Beginning in 1952 when the Cecil B. deMille Award was presented to its namesake visionary director, the Hollywood Foreign Press Association has awarded its most prestigious prize 66 times. From Walt Disney to Bette Davis, Elizabeth Taylor to Steven Spielberg and 62 others, the deMille has gone to luminaries – actors, directors, producers – who have left an indelible mark on Hollywood. Sometimes mistaken with a career achievement award, per HFPA statute, the deMille is more precisely bestowed for “outstanding contributions to the world of entertainment”. In this series, HFPA cognoscente and former president Philip Berk profiles deMille laureates through the years.
What can you say about Cecil B. deMille recipient Bob Hope that hasn’t already been said? He had an illustrious film career that stretched over 35 years. When he passed away he was the richest entertainer in the world. As a stand up comic (let’s say, master of ceremonies) he had no peer. He hosted the Oscars an unprecedented 19 times, he entertained soldiers even in war zones for half a century. He lived longer than any star. He was beloved by all. And he was a super-patriot, even though he was born in England and came to America when he was three.
After years spent in vaudeville where he was billed as Leslie Hope, he changed his name to Bob and began a successful career in radio. Starting in 1931, he had numerous hit shows on NBC. Then after signing a 10-year contract with his then sponsor, he wisely hired eight gag writers including Mel Shavelson, Norman Panama, Jack Rose, and Sherwood Schwartz, all of whom would later become successful Hollywood producers even of some of his later films. It was their material and his rapid-fire delivery that endeared him to the public.
His first movies, however, one-reelers for Educational Pictures, were all bombs, and the two that he made for Warner Bros. were no better.

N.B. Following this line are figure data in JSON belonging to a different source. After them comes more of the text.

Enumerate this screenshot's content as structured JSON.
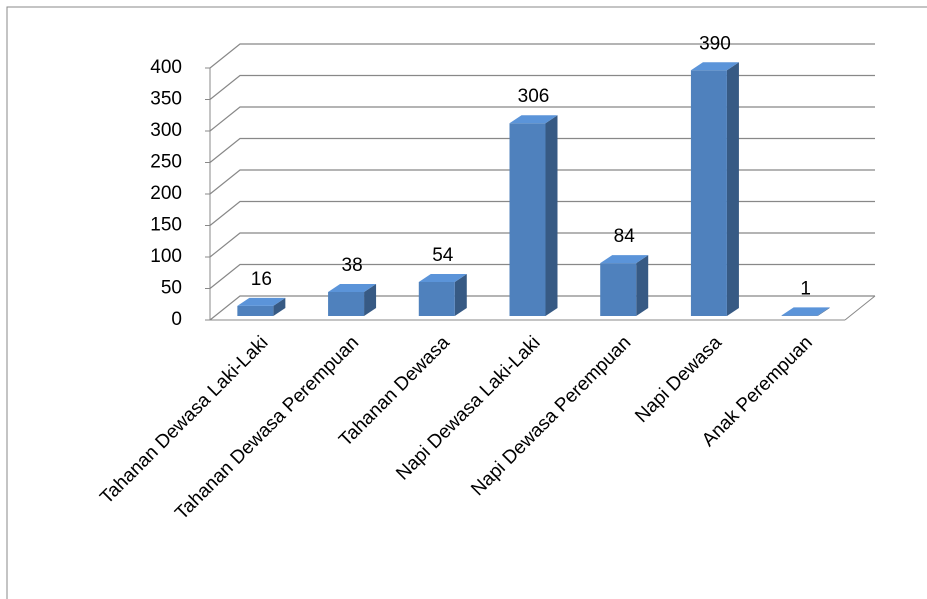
{
  "chart_data": {
    "type": "bar3d",
    "categories": [
      "Tahanan Dewasa Laki-Laki",
      "Tahanan Dewasa Perempuan",
      "Tahanan Dewasa",
      "Napi Dewasa Laki-Laki",
      "Napi Dewasa Perempuan",
      "Napi Dewasa",
      "Anak Perempuan"
    ],
    "values": [
      16,
      38,
      54,
      306,
      84,
      390,
      1
    ],
    "color": "#4f81bd",
    "ylim": [
      0,
      400
    ],
    "yticks": [
      0,
      50,
      100,
      150,
      200,
      250,
      300,
      350,
      400
    ],
    "grid": true
  }
}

Meanwhile, he was establishing himself on Broadway appearing in hit shows such as Jerome Kern’s Roberta and Cole Porter’s Red Hot and Blue but always playing second fiddle to big names like Ethel Merman.
It was only when Paramount signed him for a role in Big Broadcast of 1938 that his career took off. In that film, he introduced his signature song, “Thanks for the Memory.” which he sang with Shirley Ross. and which went on to win the Oscar for best original song. He followed it with College Swing and Give Me a Sailor, third billed but name above the title. He followed those two with solo starring roles in a number of forgettable comedies.

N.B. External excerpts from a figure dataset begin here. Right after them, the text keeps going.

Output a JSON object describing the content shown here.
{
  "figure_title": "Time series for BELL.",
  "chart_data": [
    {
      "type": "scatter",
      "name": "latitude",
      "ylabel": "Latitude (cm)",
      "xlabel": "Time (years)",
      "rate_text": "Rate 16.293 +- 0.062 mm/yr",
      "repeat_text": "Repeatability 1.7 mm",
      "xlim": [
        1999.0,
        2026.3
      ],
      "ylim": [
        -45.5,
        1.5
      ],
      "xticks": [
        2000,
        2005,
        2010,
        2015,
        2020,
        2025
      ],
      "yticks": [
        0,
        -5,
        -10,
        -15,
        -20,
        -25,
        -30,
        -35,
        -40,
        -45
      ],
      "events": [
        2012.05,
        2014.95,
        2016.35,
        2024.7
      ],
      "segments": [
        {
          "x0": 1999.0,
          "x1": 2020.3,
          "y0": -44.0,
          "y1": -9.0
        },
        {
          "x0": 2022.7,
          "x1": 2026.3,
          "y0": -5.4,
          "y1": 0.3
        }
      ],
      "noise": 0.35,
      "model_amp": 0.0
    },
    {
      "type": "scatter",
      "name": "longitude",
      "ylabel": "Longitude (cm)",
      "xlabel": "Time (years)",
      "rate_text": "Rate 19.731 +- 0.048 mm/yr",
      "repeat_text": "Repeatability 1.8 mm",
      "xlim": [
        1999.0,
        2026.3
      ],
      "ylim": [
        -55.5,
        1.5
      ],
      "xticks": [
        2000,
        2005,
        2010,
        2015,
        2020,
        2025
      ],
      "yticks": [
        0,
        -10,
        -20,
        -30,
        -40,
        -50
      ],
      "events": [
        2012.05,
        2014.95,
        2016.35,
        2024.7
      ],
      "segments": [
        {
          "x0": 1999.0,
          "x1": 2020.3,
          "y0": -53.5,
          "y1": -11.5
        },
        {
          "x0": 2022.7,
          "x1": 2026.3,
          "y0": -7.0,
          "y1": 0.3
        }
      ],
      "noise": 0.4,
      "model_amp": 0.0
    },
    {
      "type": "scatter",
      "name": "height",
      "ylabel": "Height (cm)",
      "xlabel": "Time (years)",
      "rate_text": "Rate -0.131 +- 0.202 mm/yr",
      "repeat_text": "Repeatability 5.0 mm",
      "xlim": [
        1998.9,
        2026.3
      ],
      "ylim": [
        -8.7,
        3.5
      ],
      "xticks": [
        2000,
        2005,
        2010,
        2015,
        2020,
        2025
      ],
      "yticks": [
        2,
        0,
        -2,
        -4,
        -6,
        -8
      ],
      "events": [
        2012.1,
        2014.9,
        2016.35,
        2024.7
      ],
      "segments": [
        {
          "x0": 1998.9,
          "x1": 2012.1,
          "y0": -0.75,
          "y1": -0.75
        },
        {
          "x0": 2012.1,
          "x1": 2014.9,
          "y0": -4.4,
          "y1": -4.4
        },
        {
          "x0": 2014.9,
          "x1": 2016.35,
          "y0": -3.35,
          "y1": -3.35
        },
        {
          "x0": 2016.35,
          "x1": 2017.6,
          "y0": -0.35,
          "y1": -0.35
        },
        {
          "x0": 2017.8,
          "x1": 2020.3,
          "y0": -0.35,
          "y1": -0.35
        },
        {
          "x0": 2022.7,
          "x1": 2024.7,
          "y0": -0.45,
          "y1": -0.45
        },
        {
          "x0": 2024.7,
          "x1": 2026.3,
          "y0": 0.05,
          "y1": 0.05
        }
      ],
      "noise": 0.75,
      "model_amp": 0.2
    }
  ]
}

His big break was The Cat and the Canary in which he had an A list star as his costar, Paulette Goddard. It was a huge hit and inspired Paramount to team him with their number one property Bing Crosby in the first of their many Road pictures, Road to Singapore. The film became an instant classic. The two them had great chemistry, and together they established a new form of comedy allowing the actors to wink at the audience. The film was hugely successful overseas and made him Paramount’s second-biggest star.
For the next ten years, he had the run of the studio, hit after hit, with Hollywood’s most glamorous actresses as his costars. No less than Sam Goldwyn borrowed him for the one movie he made outside the studio, The Princess and the Pirate, even though Goldwyn had Danny Kaye under contract.

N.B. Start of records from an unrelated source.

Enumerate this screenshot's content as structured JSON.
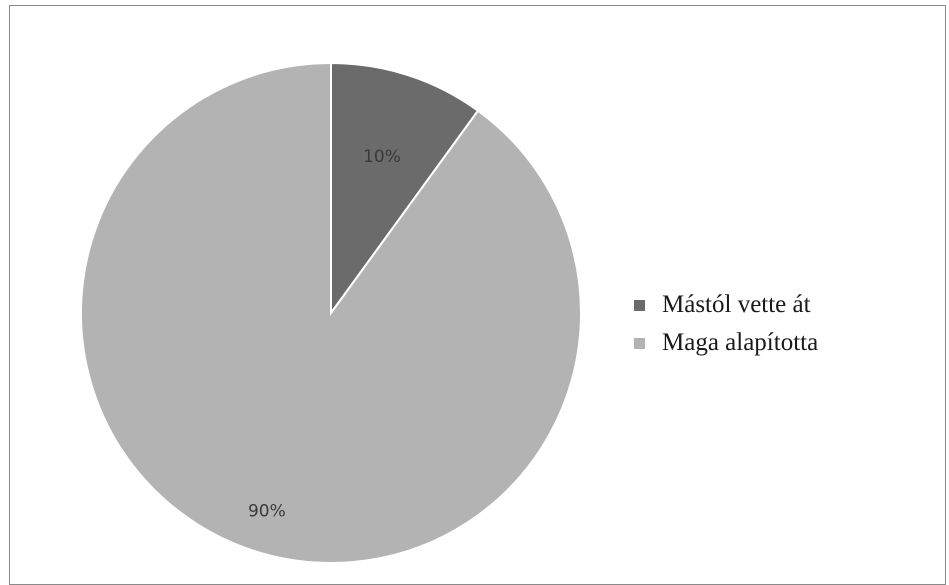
{
  "chart_data": {
    "type": "pie",
    "slices": [
      {
        "name": "Mástól vette át",
        "value": 10,
        "label": "10%",
        "color": "#6b6b6b"
      },
      {
        "name": "Maga alapította",
        "value": 90,
        "label": "90%",
        "color": "#b3b3b3"
      }
    ],
    "start_angle_deg": 0,
    "direction": "clockwise",
    "legend_placement": "right"
  }
}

He teamed successfully with Jane Russell in The Paleface and he complemented Lucille Ball in both Fancy Pants and Sorrowful Jones, all three his best and most successful movies of the decade.
But by now TV was impacting his audience, and he needed a new schtick, which he found it in playing real-life characters like Eddie Foy in The Seven Little Foys and New York mayor Jimmy Walker in Beau James.
Both were well received, but after fifteen years his Paramount days were over. Not that it ended his career. His TV specials and radio shows were consistently top-rated and in fact, one of his Christmas special was viewed by 60% of the TV audience, a record.
After that, he appeared occasionally in films The Facts of Life with Lucille Ball for United Artists, Bachelor in Paradise with Lana Turner for MGM, Critics Choice again with Lucille for Warner Bros., and Boy Did I Get a Wrong Number with Elke Sommer, all box office performers.
He had chosen wisely and well.
His last movie Cancel My Reservation with Eva Marie Saint ended a 35-year career in which he was always Bob Hope, never attempting to be anything else. After that, he devoted his life to television. His Christmas specials became an American tradition. A shrewd businessman, he combined those with entertaining the troops.
For his service to his country through the USO, he was awarded the Sylvanus Thayer Award by the United States Military Academy at West Point in 1968, and in 1997 an act of Congress signed by President Bill Clinton named Hope an "Honorary Veteran.”
He was awarded more than 2,000 honors and awards, including 54 honorary university doctorates. His only acting honors and nominations as Best Actor in a Musical or Comedy, were both from the HFPA for The Facts of Life in 1961 and for Bachelor in Paradise in 1961.
His classic movies? The first three Road movies.